Illustration: Chris Harrison
Illustration: Chris Harrison

A new study has criticized the conventional wisdom that lecturers influence the political views of their students. The research from the U.S, to be published in the spring, has claimed that their evidence shows that the development of the student’s politics “tend to run counter to claims of academic indoctrination.” The political views of the lecturers are often unrecognized, and do not “instigate political change in students.”However, the report included ammunition for those that denounce universities as hotbeds of radicalism. The study, conducted by husband and wife April Kelly-Woessner and Matthew Woessner, argued that students’ tend to “move to the left” whilst going through university but to explain this they point to the “liberalizing effect” of higher education, and claim that courses such as women’s studies, sociology and political science especially seem to cause individual students to shift leftwards.

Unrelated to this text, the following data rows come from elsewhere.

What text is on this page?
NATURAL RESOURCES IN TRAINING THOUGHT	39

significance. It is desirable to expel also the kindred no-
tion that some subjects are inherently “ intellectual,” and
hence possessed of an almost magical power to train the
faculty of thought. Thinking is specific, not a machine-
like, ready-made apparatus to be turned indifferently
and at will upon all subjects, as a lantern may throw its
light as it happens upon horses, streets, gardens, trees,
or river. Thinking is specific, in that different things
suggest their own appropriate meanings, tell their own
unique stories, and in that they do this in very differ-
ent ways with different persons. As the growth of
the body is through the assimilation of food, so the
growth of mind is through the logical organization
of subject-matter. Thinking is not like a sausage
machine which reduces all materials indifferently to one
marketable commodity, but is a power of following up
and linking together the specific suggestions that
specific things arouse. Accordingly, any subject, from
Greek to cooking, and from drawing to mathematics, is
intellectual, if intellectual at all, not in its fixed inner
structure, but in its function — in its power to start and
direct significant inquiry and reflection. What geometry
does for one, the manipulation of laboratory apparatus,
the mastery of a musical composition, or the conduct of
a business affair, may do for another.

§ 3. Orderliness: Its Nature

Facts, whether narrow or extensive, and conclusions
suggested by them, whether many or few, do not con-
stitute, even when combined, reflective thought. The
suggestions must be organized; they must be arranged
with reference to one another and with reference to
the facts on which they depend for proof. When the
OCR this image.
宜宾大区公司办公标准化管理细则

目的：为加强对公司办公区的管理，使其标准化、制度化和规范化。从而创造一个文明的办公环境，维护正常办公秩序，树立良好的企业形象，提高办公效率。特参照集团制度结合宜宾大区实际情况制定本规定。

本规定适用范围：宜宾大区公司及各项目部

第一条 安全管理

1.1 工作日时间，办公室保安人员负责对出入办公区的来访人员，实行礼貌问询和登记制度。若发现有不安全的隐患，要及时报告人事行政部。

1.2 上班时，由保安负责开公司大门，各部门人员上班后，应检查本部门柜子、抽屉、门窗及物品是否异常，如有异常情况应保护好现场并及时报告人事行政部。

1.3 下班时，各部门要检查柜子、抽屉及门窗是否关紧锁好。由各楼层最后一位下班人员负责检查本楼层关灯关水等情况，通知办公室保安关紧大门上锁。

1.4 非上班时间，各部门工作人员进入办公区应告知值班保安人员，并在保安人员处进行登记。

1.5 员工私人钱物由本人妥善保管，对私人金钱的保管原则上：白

Kelly-Woessner, who is a registered Democrat, designed the research ‘neutrally’ with her Republican husband, Matthew Woessner. They sent questionnaires to political science lecturers across America, asking them to describe and rate their political stances. The Woessner’s also asked the students of the participating academics to describe their own politics at the beginning and end of a school term.

‘The development of a student’s politics tend to run counter to claims of academic indoctrination’

This issue is much bigger in the United States than in the UK. In the UK the debate about academic neutrality isn’t one often taken up but in the US accusations of classroom ‘political brainwashing’ are common in the media and on campuses. Indeed, both the ferocity and prevalence of the debate might surprise British observers. In the States conservative pundits delight in accusing the ‘cultural and academic elite’ of partisanship, with liberal voices taking equal pleasure in claiming that students become more liberal during college simply because they’re becoming more intelligent. So pressing is the issue of academic neutrality been in the States that in 2007 the American Association of University Professors rewrote their Statement of principles to include guidelines for achieving political “fairness and balance.” The study claims to aid this search for academic neutrality as it praises “find minded” education, implicitly stating that a politically neutral academia is essential for the “creation of knowledge.”

Is it desirable, or even possible, for teachers to remain politically neutral? One member of the Sussex faculty, who wished to stress that he was not a permanent member of staff, claims that the answer is a round no to both questions. The staff member said, “considered provocation is more effective than a dry presentation of contending ideas”, and furthermore that “the notion that there could be a neutral perspective as opposed to a distinctively political one is ideological.” When asked whether they had expected a left wing political agenda to be impressed on them at Sussex, a first year student said “to be honest, I though there’d be more of that; I like arguing, playing the devil’s advocate. I suppose lecturers aren’t allowed to seem too opinionated.”